The non-Hedonist regards The Good as being a characteristic like knowledge or self-control to be the intent of an obligatory act.
Different schools of thought have different ideas about whose good is being influenced. So the ethical egoist promotes self-good with the idea that if you do what is good for yourself then that will be good for the family which will weigh on the side of good for the community more than on the side of evil so there is no need to consider anyone else by the ‘self.’ The philosophers Epicurus, Hobbes and Nietzsche espouse this philosophy. Butler teaches that the argument of an ethical egoist is an argument about human nature and it is human nature to act in one’s self-interest to meet one’s needs and desires.
An ethical Universalist believes that The Good is what is in general good for not only the general population but for the whole universe and certainly not for only the one person who is making an obligatory or moral act.

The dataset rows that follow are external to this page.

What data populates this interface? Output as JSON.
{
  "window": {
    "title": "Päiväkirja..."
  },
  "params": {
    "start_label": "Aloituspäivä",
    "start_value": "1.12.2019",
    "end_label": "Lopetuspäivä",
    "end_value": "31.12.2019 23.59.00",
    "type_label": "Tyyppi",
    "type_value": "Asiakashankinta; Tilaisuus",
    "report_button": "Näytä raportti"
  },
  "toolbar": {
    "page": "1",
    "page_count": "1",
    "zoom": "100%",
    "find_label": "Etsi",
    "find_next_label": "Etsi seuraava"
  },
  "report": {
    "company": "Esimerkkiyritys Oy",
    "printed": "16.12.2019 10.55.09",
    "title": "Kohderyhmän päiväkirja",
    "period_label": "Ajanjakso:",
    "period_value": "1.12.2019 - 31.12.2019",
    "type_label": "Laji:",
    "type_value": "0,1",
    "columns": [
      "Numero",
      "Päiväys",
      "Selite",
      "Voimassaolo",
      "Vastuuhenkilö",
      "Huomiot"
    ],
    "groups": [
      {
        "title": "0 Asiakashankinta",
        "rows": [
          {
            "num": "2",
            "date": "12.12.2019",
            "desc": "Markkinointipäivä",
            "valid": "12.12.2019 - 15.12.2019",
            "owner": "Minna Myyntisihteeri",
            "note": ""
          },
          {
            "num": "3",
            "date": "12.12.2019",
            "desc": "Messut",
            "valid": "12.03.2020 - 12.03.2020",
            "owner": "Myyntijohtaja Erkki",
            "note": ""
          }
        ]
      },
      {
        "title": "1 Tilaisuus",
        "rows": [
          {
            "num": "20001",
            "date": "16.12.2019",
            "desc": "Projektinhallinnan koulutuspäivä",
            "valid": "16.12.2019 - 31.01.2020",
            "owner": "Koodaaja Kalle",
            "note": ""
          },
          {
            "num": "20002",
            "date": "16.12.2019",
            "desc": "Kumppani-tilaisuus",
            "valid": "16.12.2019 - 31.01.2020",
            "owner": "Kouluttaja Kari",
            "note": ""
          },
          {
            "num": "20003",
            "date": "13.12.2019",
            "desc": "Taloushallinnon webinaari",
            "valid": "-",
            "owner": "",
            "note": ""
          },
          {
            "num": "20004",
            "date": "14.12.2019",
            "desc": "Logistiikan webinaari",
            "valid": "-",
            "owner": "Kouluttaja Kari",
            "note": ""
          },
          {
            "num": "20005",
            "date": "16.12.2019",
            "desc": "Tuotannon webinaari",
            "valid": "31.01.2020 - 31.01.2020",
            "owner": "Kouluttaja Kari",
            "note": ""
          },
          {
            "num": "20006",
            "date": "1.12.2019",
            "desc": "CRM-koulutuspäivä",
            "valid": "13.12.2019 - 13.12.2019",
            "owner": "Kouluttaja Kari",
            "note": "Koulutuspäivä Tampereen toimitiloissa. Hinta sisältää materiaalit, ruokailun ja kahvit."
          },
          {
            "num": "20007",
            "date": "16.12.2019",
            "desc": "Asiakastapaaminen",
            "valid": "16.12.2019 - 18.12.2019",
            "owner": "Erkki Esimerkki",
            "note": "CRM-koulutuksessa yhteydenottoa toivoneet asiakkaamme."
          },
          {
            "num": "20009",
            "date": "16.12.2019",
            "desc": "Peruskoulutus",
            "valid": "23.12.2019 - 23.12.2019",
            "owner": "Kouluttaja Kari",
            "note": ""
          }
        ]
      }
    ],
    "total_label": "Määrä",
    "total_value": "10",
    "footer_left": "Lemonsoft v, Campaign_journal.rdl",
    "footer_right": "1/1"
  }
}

So “A rule of action is right” when the balance is weighed to the side of good not evil and the good is for the universe compared to any alternative action and it is wrong if that is not accomplished (Frankena 1998). An obligatory act is one that enables or is expected to enable more good than evil in the universe, in other words, the good side of the balance weighs more than the evil side after the act is accomplished. The philosophers Jeremy Bentham, John Stuart Mill, G.E. Moore and Hastings Rashdall are all ethical Universalists but Bentham and Stuart Mill are Hedonists whereas Moore and Rashdall are non-Hedonists.
A pure ethical altruist is someone who never looks at the goal as being for his or her own good but the goal should be what brings more good than evil to one’s hometown or country or the world.
Frankena, W.K. (1988) Ethics. 2nd Edition. Prentice Hall. (1988). Print.